# A symmetric real matrix with all diagonal entries unspecified can be completed to be positive semidefinite

In my matrix theory studies I recently came across the following problem:

Let $A$ be a square real partial matrix (some entries are unspecified), with all diagonal entries unspecified, and we have the following symmetry $a_{ij} = a_{ji}$ for all indices $1\leq i\neq j \leq n$ whenever both entries are specified, or that both entries are unspecified. We are asked to show that this matrix can be completed (meaning that we can find real numbers to substitute) for the unspecified entries such that $A$ is real symmetric positive semidefinite.

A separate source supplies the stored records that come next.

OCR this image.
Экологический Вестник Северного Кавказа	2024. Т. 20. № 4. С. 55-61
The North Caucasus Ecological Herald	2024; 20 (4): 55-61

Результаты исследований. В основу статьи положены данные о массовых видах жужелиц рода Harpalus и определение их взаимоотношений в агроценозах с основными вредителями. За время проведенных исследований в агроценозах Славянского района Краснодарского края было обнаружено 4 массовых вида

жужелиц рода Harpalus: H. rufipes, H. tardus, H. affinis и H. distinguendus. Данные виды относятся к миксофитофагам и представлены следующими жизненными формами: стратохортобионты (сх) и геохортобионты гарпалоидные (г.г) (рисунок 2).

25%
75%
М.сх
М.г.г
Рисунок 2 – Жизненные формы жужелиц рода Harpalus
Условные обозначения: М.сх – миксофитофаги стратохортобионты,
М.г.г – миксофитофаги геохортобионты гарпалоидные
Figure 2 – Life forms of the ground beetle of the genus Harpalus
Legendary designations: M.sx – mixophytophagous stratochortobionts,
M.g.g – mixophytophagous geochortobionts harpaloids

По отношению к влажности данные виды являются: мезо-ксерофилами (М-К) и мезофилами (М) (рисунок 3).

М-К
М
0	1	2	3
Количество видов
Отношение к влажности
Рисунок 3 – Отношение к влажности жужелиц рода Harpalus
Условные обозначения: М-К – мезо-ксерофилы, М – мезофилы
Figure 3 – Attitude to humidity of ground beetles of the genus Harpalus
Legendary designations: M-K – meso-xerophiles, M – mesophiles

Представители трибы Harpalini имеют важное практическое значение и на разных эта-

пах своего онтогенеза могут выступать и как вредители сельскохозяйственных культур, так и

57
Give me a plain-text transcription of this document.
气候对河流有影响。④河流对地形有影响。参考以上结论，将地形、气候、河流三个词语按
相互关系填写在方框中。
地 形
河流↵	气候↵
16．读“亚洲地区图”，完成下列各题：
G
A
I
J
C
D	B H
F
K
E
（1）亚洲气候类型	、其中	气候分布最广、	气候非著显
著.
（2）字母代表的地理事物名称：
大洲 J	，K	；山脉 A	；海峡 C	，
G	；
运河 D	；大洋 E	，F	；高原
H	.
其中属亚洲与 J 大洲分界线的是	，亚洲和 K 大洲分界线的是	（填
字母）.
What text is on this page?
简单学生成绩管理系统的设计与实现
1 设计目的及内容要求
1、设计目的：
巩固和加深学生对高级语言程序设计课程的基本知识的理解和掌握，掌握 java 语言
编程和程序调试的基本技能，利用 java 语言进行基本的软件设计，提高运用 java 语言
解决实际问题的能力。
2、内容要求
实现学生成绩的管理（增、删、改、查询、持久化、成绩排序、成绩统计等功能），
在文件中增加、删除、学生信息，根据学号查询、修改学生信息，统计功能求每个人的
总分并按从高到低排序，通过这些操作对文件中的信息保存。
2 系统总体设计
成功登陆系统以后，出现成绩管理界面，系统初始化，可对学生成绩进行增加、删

I really have no idea how to solve this, I thought about using an alternative characterization for positive semidefinite matrices like such a matrix being the Gram matrix of some n vectors in an inner product space, but I really have no idea how to proceed with this and I certainly need help.

• 1. A symmetric matrix is positive semidefinite if and only if it has nonnegative eigenvalues. 2. Gerschgorin's theorem. – Ian Oct 17 '16 at 20:27

Let $A_0$ be the matrix $A$ in the case where all the missing entries are all equal to zero. Since $A_0$ is symmetric and real, its eigenvalues are real. Let $\lambda_1\leq\lambda_2\leq\cdots\lambda_n$ be the eigenvalues of $A_0$. If we know let $$A=A_0+(1-\lambda_1)I,$$ it is a symmetric real matrix with eigenvalues $$1\leq1+\lambda_2-\lambda_1\leq1+\lambda_3-\lambda_1\leq\cdots\leq1+\lambda_n-\lambda_1.$$ As all the eigenvalues of $A$ are positive, and it is real and symmetric, we have that $A$ is positive-definite.